Quick, overall system performance suite?
I am getting a new computer soon, and of course I am drooling about overclocking and stuff ;-)
Long story short, I installed PTS in my old machine to start playing. I think the easy access to global and how you can make comparisons with online results is incredibly cool and useful.
What I found lacking is in usability for someone who wants a quick test. Anyone used geekbench? It is a pleasure. Click, download, run, and you get a score for your machine. And you get in a minute or two in a slow machine. Granted, it is lacking disk and graphics performance, but I think we could use something like this. I have some ideas, and I am planning to post in the sticky thread for this forum (PTS). But I wonder if such a quick and to the point suite already exists? I saw a bunch of "sys performance" suites, but they involve 100Mb or more of downloads, and many dozen minutes of runtime. Am I missing something?
Thanks so much Michael and all for the great work!
There is currently no system-quick suite, but if you propose a suite with what tests to include and such, I would be happy to make it. Or if you run: phoronix-test-suite build-suite you can create the suite and I would be glad to push it upstream.
Great, Michael. What I had in mind was a bit more involved. I think we could aggregate results with some sort of an average, maybe geometric mean:
What we would average is the score of each component:
- CPU_S = Single Core CPU, indirectly measures memory speed/bandwidth
- CPU_M = Multiple Core CPU, also measures memory
- DISK = hard drive read/write performance.
- GRAPH_2D = 2D Performance
- GRAPH_3D = 3D Perfomance
Is something like this doable in this framework?
In this mixture you get contributions from the speed of each processor per se (useful when you run single threaded apps), multithreaded speed, and so for. I though memory is already included in the two CPU tests, so adding a memory test separately would give memory itself too much weight.
For tests measured as "lower is better", we would output as a score the inverse of this number. For instance, if the output is execution time, we would output 1 divided by that time (a "frequency").
Also, for the numbers to make sense, scores would need to be normalized to some benchmark machine. In that machine, the score is 1. Maybe a single core older machine you have hanging around ;-)
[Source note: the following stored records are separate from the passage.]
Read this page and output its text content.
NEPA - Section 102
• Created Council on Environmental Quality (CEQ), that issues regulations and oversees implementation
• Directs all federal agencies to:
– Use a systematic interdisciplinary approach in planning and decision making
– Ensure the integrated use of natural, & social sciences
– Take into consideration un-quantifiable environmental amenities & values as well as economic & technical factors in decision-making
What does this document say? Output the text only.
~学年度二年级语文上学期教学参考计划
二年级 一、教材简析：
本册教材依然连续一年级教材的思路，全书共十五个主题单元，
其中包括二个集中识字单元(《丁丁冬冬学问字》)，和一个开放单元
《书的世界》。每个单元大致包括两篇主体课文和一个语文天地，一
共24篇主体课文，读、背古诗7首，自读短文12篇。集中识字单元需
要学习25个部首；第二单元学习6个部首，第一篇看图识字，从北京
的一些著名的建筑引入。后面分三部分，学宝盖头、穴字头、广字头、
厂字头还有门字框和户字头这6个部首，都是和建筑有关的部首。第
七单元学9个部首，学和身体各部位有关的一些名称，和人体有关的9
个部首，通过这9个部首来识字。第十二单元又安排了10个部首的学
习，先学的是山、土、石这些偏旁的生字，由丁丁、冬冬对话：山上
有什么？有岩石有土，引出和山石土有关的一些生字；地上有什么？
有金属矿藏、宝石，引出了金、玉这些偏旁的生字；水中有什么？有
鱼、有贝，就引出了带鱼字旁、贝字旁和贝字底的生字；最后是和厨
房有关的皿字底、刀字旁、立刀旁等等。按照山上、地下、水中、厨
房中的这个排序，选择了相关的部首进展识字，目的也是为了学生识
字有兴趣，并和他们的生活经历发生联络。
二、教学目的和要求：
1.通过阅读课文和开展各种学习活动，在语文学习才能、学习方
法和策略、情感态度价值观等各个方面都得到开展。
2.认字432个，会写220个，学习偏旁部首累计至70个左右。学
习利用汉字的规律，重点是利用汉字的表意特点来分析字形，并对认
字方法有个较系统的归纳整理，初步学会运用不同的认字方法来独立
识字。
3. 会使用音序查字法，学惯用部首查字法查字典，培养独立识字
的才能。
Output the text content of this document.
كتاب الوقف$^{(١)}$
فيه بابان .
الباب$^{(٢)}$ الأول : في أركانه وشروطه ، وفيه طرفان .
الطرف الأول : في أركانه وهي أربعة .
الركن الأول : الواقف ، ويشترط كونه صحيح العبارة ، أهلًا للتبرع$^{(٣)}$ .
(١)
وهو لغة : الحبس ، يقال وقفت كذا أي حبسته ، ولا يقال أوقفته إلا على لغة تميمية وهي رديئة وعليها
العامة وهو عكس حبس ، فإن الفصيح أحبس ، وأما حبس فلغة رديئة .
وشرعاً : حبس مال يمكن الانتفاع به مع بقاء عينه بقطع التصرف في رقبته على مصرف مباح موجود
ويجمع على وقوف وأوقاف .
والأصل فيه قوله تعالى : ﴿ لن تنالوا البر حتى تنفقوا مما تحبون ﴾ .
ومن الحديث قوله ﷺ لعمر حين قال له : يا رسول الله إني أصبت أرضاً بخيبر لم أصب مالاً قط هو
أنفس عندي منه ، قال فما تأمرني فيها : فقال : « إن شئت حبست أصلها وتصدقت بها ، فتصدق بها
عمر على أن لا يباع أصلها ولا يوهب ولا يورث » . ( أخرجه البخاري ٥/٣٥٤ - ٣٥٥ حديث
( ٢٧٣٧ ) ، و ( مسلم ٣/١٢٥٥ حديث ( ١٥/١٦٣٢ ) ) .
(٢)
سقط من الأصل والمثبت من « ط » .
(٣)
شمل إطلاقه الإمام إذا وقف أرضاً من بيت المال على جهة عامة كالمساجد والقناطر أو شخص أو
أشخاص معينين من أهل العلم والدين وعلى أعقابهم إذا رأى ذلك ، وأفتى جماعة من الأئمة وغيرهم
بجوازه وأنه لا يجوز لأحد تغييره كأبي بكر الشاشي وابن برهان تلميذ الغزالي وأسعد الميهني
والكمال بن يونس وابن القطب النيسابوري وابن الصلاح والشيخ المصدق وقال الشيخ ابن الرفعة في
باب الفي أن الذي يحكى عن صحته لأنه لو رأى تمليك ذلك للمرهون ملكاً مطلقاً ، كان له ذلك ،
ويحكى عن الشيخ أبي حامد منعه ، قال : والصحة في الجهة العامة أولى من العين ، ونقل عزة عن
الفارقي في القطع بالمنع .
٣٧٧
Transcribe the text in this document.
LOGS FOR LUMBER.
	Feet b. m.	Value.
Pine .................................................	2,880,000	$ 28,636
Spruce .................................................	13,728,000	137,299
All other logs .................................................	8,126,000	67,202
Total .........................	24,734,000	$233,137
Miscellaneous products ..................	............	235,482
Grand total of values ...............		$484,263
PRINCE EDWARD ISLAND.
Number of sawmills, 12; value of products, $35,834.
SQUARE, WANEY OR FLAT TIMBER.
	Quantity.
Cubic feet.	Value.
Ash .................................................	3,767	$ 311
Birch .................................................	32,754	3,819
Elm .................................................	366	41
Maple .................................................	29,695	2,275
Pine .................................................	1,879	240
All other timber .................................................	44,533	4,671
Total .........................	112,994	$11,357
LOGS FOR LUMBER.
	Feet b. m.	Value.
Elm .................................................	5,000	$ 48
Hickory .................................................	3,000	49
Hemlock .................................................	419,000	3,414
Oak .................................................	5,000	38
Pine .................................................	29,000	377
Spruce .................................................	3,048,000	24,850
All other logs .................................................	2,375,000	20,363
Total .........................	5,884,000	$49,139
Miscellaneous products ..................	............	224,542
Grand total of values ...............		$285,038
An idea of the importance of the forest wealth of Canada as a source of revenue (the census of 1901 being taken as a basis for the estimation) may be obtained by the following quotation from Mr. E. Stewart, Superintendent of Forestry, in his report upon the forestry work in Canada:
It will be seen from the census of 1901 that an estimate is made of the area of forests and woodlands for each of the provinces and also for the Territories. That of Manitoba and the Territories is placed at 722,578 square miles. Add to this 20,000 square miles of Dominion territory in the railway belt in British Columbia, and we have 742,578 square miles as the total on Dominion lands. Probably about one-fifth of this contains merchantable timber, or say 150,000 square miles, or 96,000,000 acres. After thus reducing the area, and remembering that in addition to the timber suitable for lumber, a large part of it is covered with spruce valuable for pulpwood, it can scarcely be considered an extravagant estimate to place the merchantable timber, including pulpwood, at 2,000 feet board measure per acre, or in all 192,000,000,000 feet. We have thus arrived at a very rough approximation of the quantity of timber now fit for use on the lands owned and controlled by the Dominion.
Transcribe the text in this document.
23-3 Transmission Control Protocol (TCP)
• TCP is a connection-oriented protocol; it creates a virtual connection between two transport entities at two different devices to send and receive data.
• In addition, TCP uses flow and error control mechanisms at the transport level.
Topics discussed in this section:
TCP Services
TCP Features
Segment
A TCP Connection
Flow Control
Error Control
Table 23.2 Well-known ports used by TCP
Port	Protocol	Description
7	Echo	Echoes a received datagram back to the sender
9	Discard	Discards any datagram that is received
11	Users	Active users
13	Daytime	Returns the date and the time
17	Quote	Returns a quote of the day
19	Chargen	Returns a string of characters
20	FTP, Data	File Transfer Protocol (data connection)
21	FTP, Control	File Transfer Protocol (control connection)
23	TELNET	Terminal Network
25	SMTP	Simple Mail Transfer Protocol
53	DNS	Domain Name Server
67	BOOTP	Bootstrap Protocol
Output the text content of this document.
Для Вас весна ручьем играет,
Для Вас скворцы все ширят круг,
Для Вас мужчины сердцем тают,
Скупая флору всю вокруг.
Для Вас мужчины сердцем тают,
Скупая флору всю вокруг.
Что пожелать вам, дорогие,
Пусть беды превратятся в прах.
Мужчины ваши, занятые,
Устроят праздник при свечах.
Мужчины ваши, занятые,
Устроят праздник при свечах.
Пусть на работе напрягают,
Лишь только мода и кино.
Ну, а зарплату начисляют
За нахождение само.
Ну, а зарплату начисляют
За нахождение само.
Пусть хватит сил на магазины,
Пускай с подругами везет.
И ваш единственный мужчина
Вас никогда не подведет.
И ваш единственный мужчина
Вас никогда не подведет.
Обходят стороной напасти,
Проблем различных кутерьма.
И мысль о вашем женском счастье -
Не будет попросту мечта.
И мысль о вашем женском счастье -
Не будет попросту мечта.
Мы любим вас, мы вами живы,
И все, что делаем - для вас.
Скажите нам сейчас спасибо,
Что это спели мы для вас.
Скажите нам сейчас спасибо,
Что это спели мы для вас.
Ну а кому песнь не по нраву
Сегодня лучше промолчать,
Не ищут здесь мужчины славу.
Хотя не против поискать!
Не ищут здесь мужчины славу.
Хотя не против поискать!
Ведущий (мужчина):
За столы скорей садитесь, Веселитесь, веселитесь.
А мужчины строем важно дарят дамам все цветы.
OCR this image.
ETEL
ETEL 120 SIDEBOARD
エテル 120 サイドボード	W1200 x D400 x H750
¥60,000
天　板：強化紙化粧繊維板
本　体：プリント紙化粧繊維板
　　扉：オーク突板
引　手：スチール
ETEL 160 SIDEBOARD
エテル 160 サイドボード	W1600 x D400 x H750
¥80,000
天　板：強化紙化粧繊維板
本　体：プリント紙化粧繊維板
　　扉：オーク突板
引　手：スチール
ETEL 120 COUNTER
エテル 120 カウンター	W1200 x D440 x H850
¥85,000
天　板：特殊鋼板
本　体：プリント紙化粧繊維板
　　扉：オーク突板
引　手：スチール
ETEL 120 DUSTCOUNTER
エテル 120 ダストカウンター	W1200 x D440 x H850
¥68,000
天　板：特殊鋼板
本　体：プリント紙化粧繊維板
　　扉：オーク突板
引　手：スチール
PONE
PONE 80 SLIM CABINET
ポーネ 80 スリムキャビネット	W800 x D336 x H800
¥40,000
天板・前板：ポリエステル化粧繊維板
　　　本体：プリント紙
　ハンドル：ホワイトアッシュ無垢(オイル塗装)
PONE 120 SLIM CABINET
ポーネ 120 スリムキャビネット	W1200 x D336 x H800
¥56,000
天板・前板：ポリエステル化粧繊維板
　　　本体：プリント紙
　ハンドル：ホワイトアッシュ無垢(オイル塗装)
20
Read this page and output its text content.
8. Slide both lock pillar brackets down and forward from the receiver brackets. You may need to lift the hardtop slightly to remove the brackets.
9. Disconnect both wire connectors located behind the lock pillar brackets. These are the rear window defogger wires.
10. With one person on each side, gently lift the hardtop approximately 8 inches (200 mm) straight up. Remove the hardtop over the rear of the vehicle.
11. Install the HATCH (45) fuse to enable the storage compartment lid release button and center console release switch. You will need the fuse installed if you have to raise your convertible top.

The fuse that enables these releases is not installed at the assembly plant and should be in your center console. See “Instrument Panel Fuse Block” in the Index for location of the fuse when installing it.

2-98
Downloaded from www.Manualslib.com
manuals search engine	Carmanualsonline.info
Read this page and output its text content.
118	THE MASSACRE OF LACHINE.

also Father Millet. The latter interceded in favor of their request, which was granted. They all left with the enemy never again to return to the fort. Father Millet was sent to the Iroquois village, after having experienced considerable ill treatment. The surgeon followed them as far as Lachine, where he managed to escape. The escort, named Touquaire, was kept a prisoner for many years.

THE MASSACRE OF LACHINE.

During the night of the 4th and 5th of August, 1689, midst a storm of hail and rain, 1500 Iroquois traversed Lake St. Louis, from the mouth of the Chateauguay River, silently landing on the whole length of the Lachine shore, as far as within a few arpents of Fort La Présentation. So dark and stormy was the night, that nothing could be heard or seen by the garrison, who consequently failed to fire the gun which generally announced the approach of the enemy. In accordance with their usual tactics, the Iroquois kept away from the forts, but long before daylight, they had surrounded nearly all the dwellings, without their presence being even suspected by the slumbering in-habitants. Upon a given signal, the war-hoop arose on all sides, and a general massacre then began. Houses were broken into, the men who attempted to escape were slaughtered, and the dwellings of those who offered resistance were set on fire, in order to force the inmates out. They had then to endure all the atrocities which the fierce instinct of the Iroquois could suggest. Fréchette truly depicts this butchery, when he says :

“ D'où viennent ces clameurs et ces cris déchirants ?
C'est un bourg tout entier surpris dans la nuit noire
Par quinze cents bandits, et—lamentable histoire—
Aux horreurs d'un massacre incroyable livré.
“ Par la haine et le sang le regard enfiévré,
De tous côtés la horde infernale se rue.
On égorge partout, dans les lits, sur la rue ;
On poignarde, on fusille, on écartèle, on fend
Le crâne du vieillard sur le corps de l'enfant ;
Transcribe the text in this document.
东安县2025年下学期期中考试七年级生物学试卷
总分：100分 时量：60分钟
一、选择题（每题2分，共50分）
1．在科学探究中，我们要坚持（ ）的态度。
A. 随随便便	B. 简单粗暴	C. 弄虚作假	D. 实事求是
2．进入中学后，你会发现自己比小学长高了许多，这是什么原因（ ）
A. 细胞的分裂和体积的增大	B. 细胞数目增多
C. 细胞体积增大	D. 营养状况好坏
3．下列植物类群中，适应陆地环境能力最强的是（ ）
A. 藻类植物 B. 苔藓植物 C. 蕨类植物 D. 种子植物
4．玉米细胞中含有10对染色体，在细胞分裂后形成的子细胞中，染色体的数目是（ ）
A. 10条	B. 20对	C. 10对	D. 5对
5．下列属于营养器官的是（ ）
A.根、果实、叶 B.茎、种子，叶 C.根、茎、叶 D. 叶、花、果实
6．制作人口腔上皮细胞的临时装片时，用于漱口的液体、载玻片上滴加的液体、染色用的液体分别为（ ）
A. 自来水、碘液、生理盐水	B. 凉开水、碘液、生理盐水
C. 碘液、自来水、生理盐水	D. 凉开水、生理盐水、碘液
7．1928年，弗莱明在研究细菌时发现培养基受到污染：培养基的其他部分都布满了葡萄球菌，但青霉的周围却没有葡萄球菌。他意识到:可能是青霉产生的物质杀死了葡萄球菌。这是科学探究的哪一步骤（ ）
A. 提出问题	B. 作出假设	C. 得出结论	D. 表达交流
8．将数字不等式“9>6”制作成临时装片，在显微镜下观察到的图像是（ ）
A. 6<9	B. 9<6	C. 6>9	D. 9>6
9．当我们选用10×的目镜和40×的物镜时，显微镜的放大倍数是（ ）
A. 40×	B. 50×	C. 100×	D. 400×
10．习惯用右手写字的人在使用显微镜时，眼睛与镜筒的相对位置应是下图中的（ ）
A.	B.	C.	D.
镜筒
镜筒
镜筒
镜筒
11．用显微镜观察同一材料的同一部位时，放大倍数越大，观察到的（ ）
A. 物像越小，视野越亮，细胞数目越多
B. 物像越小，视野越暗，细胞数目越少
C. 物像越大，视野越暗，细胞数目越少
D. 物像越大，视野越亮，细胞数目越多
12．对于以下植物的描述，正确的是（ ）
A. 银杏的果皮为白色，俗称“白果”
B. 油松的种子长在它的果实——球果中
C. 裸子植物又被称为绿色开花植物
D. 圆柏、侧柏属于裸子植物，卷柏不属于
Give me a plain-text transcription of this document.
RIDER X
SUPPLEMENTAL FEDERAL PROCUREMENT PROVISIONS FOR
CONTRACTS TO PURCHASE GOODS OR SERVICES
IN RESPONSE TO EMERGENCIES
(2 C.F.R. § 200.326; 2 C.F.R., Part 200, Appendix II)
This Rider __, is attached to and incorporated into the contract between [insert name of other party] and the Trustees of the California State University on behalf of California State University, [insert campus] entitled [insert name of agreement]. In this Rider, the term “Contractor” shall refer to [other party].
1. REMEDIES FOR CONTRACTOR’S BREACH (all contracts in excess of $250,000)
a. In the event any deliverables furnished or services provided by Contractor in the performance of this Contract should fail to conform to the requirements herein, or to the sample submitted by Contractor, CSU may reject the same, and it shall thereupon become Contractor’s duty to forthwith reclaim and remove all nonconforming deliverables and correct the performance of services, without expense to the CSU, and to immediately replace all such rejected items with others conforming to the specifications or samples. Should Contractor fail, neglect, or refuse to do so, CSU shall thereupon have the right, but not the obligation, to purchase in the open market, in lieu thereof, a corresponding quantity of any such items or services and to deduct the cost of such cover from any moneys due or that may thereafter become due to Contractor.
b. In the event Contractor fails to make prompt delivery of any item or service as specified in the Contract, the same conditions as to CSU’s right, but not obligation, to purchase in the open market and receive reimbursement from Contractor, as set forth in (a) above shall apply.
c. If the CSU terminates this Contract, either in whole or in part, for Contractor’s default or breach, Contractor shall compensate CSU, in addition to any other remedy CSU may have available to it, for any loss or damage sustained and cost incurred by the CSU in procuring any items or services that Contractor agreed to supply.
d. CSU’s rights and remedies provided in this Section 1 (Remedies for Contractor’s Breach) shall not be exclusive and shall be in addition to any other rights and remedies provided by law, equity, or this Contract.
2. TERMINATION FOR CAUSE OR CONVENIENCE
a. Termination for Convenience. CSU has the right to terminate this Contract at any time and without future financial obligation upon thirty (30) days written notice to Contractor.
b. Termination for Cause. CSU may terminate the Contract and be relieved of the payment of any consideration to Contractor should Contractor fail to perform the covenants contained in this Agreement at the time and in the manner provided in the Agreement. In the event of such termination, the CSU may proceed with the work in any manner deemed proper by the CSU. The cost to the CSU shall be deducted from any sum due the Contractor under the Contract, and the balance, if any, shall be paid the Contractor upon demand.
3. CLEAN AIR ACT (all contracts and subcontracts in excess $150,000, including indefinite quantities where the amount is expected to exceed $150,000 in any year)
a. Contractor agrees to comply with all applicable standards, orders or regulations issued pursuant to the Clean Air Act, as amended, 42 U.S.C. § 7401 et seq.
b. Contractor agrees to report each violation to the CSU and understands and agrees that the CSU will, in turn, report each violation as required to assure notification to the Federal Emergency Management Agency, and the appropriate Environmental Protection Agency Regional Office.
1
A natural byproduct would be to have a system-quick-cli with the first three contributions and a system-quick-gui with the other two.
Yes, it can be done (well, it needs to be implemented within pts-core, but I should be able to fit it into PTS 2.0). Should all of them be weighted the same then? If we can start a discussion and get others involved in this thread to provide their thoughts and feedback, it would be great so we can settle for a fair, standard composite scoring system.
If you want to start by proposing some tests, that would be good, etc. Well, for CPU_M the best multicore CPU test in my opinion is graphics-magick. For DISK, IOzone is probably the best but that takes a while to run. So perhaps one of the compression suites.
As soon as it's settled for how the scoring should be, etc. I can then work on the needed support within the framework to offer this.
Thanks a lot Michael!
Yes, getting more people involved is important. Maybe you can make this thread sticky until this is settled?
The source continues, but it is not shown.